The patient-provider relationship has the potential to shift as a result of…

Technology Has The Potential To Change The Patient-provider Relationship




The patient-provider relationship has the potential to shift as a result of technological advancements

Healthcare technology is evolving at a rapid pace, with the potential to drastically alter the relationship between providers and their patients.

The US Department of Veterans Affairs, Regenstrief Institute, and Indiana University School of Medicine collaborated on a study that looked at different viewpoints on personal health data.

Personal health records differ from electronic health records because they are utilized by the patient rather than the practitioner. Patients can get test results, prescriptions, and other health information from patient portals, which are sometimes called patient portals. These portals are often called “patient portals.”

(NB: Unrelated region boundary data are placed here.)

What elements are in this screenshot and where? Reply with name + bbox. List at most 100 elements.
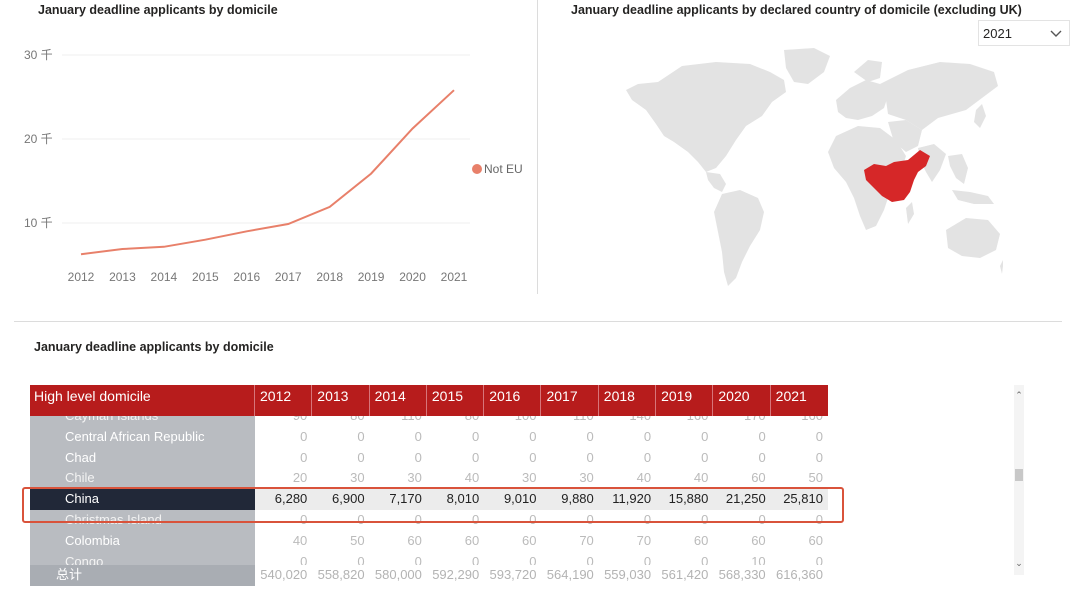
scroll-thumb[interactable]: [1015, 469, 1023, 481]
row-value-cell: 0: [815, 512, 823, 527]
x-tick-label: 2016: [233, 270, 260, 284]
map-indonesia[interactable]: [952, 190, 994, 204]
row-value-cell: 30: [522, 470, 537, 486]
row-value-cell: 60: [693, 532, 709, 548]
table-scrollbar[interactable]: ⌃ ⌄: [1014, 385, 1024, 575]
map-middle-east[interactable]: [888, 120, 922, 152]
line-chart-title: January deadline applicants by domicile: [38, 3, 278, 17]
row-value-cell: 30: [579, 470, 594, 486]
row-value-cell: 0: [643, 428, 652, 444]
map-japan[interactable]: [974, 104, 986, 128]
row-value-cell: 0: [643, 512, 652, 527]
map-china[interactable]: [864, 150, 930, 202]
map-central-america[interactable]: [706, 172, 726, 192]
table-header: High level domicile 2012 2013 2014 2015 …: [30, 385, 828, 416]
row-value-cell: 0: [529, 449, 537, 465]
row-value-cell: 21,250: [725, 491, 766, 507]
x-tick-label: 2019: [358, 270, 385, 284]
header-year[interactable]: 2016: [484, 385, 542, 416]
row-value-cell: 0: [529, 512, 537, 527]
header-year[interactable]: 2012: [255, 385, 313, 416]
row-value-cell: 11,920: [612, 491, 652, 507]
row-value-cell: 70: [579, 532, 594, 548]
row-value-cell: 160: [771, 416, 828, 427]
row-value-cell: 60: [407, 532, 422, 548]
row-value-cell: 60: [464, 532, 480, 548]
map-title: January deadline applicants by declared …: [571, 3, 1022, 17]
table-body: Cayman Islands90801108010011014016017016…: [30, 416, 828, 586]
table-total-row: 总计 540,020 558,820 580,000 592,290 593,720 564…: [30, 565, 828, 586]
row-value-cell: 60: [522, 532, 537, 548]
header-year[interactable]: 2019: [656, 385, 714, 416]
row-value-cell: 0: [300, 428, 308, 444]
y-tick-label: 30 千: [24, 48, 53, 62]
row-value-cell: 0: [414, 512, 422, 527]
row-value-cell: 9,010: [503, 491, 537, 507]
header-year[interactable]: 2020: [713, 385, 771, 416]
legend-label-not-eu: Not EU: [484, 162, 523, 176]
map-scandinavia[interactable]: [854, 60, 882, 82]
row-domicile-name: Cayman Islands: [30, 416, 255, 427]
row-value-cell: 0: [586, 553, 594, 569]
row-value-cell: 0: [586, 428, 594, 444]
table-row[interactable]: Christmas Island 0 0 0 0 0 0 0 0 0 0: [30, 510, 828, 531]
scroll-down-icon[interactable]: ⌄: [1015, 558, 1023, 568]
row-value-cell: 0: [414, 553, 422, 569]
domicile-table: High level domicile 2012 2013 2014 2015 …: [30, 385, 828, 586]
header-year[interactable]: 2021: [775, 388, 807, 404]
row-value-cell: 0: [357, 553, 365, 569]
total-value-cell: 580,000: [374, 567, 422, 582]
row-value-cell: 0: [414, 428, 422, 444]
map-australia[interactable]: [946, 218, 1000, 258]
row-value-cell: 0: [471, 512, 480, 527]
map-north-america[interactable]: [626, 62, 786, 172]
header-year[interactable]: 2014: [370, 385, 427, 416]
row-value-cell: 6,900: [332, 491, 365, 507]
map-greenland[interactable]: [784, 48, 830, 84]
header-year[interactable]: 2015: [427, 385, 485, 416]
row-value-cell: 20: [292, 470, 308, 486]
table-row-selected[interactable]: China 6,280 6,900 7,170 8,010 9,010 9,880 11,92…: [30, 489, 828, 510]
x-tick-label: 2015: [192, 270, 219, 284]
row-domicile-name: Central African Republic: [30, 426, 255, 448]
map-madagascar[interactable]: [906, 202, 914, 224]
row-value-cell: 30: [350, 470, 365, 486]
row-value-cell: 50: [808, 470, 823, 486]
map-southeast-asia[interactable]: [948, 154, 968, 184]
x-tick-label: 2017: [275, 270, 302, 284]
table-row[interactable]: Cayman Islands90801108010011014016017016…: [30, 416, 828, 427]
scroll-up-icon[interactable]: ⌃: [1015, 390, 1023, 400]
table-row[interactable]: Chile 20 30 30 40 30 30 40 40 60 50: [30, 468, 828, 490]
table-row[interactable]: Central African Republic 0 0 0 0 0 0 0 0 0 0: [30, 426, 828, 448]
row-value-cell: 0: [529, 553, 537, 569]
row-value-cell: 40: [636, 470, 652, 486]
legend-marker-not-eu: [472, 164, 482, 174]
year-dropdown[interactable]: 2021: [978, 20, 1070, 46]
header-high-level-domicile[interactable]: High level domicile: [30, 385, 255, 416]
map-asia[interactable]: [880, 62, 998, 130]
row-value-cell: 0: [529, 428, 537, 444]
highlight-outline: [22, 487, 844, 523]
map-europe[interactable]: [836, 80, 888, 120]
header-year[interactable]: 2013: [312, 385, 370, 416]
row-value-cell: 80: [427, 416, 484, 427]
row-value-cell: 0: [758, 512, 766, 527]
x-tick-label: 2014: [151, 270, 178, 284]
header-year[interactable]: 2018: [599, 385, 657, 416]
row-value-cell: 50: [350, 532, 365, 548]
map-south-america[interactable]: [714, 190, 764, 286]
y-tick-label: 20 千: [24, 132, 53, 146]
row-value-cell: 0: [701, 553, 709, 569]
row-value-cell: 40: [464, 470, 480, 486]
header-year[interactable]: 2017: [541, 385, 599, 416]
chevron-down-icon: [1050, 30, 1062, 37]
x-tick-label: 2013: [109, 270, 136, 284]
total-value-cell: 564,190: [546, 567, 594, 582]
map-new-zealand[interactable]: [1000, 258, 1003, 274]
table-row[interactable]: Chad 0 0 0 0 0 0 0 0 0 0: [30, 447, 828, 469]
row-value-cell: 0: [357, 449, 365, 465]
year-dropdown-value: 2021: [983, 25, 1012, 41]
row-value-cell: 160: [656, 416, 713, 427]
world-map: [626, 48, 1003, 286]
table-row[interactable]: Colombia 40 50 60 60 60 70 70 60 60 60: [30, 530, 828, 552]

The researchers spoke with doctors, patients, and caregivers at the Richard L. Roudebush VA Medical Center about their perspectives on personal health data and how they might be used.

During the interviews, patients stated that personal health records have the ability to strengthen their relationship with their provider and allow them to be better understood.

Physicians wanted more clinical information sharing to help them provide better care. One of the study’s authors is David Haggstrom, M.D., MAS, director of the Regenstrief Institute Center for Health Services Research, core investigator at the VA Health Services Research and Development (HSR&D) Center for Health Information and Communication (CHIC), and associate professor of medicine at the Indiana University School of Medicine.

These different views on the value of these records show how important it is for doctors and patients to talk about how PHRs will be used.

Both doctors and patients expressed their dissatisfaction with the workflow.

Patient portals have already put pressure on medical personnel, and patients are aware of this. How health systems and teams utilize PHRs must be carefully considered in order to maintain patient-centered care, “Dr. Haggstrom stated.

The next steps for personal health records are to use them more, make them more specific for illnesses, and make them easier to use.

Dr. Haggstrom is currently undertaking a five-year clinical experiment using a personalized health record for cancer patients. All of these things will be looked at by the research team: how well care is provided and how it affects patients and providers.